A validator (including best practices) for content security policies
MIT License
While rolling out a content security policy, I failed to find any good validators on the interwebz that managed to pick up things like deprecation warnings and best practices. Here is my solution.

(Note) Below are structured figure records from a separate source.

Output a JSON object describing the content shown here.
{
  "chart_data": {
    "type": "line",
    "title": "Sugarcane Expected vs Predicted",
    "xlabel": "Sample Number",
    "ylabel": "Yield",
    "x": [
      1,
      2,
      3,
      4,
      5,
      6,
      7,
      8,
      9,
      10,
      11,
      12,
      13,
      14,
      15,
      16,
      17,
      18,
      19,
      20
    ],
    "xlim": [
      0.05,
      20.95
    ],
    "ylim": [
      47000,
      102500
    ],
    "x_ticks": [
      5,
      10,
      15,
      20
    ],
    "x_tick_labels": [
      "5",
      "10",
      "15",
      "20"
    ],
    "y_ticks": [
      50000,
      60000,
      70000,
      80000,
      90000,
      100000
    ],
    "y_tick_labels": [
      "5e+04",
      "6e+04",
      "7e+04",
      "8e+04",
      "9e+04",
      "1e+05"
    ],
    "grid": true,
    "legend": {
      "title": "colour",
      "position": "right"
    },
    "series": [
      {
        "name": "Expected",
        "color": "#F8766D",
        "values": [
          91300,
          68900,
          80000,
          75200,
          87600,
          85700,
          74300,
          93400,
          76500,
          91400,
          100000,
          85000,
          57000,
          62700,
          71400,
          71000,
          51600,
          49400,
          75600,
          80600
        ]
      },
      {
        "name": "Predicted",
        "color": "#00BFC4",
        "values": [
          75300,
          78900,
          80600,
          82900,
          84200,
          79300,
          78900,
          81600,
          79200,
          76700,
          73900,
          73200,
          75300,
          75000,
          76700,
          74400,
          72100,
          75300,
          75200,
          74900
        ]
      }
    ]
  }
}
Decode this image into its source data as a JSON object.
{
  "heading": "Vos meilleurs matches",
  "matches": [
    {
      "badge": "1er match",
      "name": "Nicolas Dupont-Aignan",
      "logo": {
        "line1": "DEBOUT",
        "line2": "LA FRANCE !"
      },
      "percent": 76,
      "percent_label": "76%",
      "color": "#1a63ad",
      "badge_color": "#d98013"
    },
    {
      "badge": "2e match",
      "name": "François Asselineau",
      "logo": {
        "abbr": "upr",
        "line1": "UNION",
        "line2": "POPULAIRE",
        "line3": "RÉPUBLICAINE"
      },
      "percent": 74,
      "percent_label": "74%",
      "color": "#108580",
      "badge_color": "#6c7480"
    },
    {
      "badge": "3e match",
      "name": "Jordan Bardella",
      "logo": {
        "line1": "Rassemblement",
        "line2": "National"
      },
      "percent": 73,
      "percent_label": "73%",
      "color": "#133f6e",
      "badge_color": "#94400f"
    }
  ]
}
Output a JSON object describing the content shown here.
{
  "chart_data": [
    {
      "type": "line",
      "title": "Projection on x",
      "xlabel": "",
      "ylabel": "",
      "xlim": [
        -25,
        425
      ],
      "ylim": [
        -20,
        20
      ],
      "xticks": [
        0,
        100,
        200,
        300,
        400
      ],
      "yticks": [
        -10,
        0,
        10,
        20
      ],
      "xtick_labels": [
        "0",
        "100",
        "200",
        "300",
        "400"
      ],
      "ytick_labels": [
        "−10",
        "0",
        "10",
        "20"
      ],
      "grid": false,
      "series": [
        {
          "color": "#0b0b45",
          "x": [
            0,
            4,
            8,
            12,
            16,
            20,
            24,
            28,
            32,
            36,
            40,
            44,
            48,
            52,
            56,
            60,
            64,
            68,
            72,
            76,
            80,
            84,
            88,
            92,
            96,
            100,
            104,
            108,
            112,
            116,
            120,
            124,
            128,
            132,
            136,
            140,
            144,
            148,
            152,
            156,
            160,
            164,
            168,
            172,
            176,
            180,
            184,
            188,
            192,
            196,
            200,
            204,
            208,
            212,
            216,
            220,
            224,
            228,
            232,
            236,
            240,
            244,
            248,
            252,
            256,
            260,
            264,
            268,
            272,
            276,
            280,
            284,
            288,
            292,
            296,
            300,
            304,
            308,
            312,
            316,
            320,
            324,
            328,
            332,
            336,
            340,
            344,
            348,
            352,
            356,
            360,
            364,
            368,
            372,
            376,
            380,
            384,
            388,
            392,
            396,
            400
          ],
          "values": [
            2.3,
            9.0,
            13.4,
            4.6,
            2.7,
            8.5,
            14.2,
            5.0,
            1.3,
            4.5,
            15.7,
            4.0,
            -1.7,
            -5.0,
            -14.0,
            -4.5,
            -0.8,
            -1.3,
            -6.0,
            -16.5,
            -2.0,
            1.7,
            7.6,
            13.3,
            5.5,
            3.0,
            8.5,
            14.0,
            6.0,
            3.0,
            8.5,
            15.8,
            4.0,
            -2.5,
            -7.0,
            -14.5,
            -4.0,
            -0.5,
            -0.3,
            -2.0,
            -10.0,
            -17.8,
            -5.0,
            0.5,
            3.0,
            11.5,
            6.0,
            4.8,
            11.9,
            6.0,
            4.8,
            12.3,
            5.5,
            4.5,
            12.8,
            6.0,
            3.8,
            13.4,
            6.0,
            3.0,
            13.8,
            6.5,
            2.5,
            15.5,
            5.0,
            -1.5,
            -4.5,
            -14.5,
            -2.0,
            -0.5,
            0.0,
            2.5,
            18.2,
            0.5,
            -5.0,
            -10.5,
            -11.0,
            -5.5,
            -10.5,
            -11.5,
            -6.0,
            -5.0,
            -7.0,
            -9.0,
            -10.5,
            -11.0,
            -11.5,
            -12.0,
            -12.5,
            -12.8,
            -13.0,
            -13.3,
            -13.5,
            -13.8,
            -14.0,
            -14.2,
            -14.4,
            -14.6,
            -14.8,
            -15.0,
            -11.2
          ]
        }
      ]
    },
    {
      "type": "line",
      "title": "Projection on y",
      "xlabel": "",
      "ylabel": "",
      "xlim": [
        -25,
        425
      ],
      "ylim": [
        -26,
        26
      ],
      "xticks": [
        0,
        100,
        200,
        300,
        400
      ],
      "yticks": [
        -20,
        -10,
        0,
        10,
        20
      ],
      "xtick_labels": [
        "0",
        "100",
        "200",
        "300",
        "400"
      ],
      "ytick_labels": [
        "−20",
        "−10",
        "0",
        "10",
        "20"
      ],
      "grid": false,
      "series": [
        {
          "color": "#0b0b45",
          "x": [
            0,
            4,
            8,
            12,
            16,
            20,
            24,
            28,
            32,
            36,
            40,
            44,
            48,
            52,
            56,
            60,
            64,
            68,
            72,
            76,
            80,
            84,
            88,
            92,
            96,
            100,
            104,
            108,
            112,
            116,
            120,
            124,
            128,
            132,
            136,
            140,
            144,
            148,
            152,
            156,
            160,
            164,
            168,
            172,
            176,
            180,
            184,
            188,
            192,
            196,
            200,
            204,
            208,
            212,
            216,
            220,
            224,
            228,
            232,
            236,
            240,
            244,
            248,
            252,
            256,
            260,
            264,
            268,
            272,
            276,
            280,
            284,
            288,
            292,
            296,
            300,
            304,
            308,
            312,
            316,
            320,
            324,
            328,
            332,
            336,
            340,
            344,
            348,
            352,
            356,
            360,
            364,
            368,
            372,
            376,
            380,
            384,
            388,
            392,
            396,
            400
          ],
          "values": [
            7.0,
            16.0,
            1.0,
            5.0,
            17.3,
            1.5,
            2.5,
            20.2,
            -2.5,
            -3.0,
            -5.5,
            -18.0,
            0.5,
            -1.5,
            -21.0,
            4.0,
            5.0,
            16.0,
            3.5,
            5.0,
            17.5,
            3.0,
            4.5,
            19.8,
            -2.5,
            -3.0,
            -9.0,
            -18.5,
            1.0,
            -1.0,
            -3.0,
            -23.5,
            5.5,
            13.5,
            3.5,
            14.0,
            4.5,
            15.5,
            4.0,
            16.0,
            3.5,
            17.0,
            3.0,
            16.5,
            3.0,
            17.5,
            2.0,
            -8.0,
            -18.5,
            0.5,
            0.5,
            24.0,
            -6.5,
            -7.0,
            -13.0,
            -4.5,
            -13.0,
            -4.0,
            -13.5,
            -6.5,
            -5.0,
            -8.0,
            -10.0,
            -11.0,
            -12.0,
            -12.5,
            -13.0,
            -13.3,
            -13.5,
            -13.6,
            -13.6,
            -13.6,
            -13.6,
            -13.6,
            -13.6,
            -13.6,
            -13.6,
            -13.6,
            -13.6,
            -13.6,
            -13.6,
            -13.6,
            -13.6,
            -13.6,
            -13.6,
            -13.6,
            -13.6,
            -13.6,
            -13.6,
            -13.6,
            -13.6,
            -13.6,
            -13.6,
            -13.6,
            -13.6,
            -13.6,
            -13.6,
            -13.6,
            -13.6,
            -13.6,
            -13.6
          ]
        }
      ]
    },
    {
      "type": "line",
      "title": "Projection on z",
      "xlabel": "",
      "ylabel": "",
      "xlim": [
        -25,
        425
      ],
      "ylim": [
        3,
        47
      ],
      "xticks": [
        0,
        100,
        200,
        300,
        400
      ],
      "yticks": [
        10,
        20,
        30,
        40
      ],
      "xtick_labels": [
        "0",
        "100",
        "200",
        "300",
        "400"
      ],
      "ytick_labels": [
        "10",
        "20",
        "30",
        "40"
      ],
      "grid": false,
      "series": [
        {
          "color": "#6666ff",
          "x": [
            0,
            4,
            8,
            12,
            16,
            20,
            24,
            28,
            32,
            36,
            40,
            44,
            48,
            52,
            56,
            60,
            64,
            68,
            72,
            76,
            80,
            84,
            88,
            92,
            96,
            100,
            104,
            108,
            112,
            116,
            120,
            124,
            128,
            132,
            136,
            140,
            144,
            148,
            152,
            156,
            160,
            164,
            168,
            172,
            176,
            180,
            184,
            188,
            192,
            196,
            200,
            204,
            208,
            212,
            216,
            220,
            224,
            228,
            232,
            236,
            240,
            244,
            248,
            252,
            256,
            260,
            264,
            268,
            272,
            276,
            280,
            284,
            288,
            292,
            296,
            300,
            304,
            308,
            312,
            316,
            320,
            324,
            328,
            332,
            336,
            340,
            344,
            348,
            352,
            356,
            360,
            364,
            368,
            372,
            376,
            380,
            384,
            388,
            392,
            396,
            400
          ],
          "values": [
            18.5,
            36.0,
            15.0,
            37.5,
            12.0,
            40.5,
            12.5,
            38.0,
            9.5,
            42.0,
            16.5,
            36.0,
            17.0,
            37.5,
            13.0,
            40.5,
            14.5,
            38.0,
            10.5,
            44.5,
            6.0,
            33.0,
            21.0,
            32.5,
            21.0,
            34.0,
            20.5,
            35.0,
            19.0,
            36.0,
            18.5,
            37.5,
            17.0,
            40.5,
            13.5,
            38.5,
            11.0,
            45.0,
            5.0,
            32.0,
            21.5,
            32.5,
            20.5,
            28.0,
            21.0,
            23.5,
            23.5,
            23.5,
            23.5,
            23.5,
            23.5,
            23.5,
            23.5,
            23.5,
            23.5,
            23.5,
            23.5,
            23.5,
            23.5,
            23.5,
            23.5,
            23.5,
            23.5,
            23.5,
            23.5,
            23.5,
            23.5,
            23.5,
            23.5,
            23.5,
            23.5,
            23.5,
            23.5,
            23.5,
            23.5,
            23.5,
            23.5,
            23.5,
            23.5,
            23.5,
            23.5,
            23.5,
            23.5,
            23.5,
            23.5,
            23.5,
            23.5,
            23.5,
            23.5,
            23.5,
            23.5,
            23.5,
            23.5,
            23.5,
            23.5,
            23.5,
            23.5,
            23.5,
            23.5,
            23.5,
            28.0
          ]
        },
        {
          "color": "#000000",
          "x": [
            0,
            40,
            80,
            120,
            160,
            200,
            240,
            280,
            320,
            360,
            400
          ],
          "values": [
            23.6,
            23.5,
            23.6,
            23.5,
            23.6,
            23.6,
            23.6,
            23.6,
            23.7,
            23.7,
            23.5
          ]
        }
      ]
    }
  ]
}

git clone [email protected]:jacobbednarz/csp-validator.git
The executable accepts either a URL or a string inline. Examples:
# As an inline string
./validate-csp "default-src *; img-src cdn.domain.com assets.domain.com"
# URL of a page.
./validate-csp http://google.com
The following checks are run:
$ ./validate-csp http://example.com
[ ✔︎ ] 'default-src' is present.
[ ✔︎ ] 'script-src' was found.
[ ✔︎ ] 'object-src' was found.
[ ✔︎ ] 'img-src' was found.
[ ✔︎ ] 'media-src' was found.
[ ✔︎ ] 'frame-src' was found.
[ ✔︎ ] 'font-src' was found.
[ ✔︎ ] 'frame-ancestors' was found.
[ ✔︎ ] 'connect-src' was found.
[ ✔︎ ] 'style-src' was found.
[ ✻ ] 'frame-src' is being deprecated in favour of 'child-src' - See http://bit.ly/1uTJ3Ye.
[ ✔︎ ] Violation reporting endpoint found.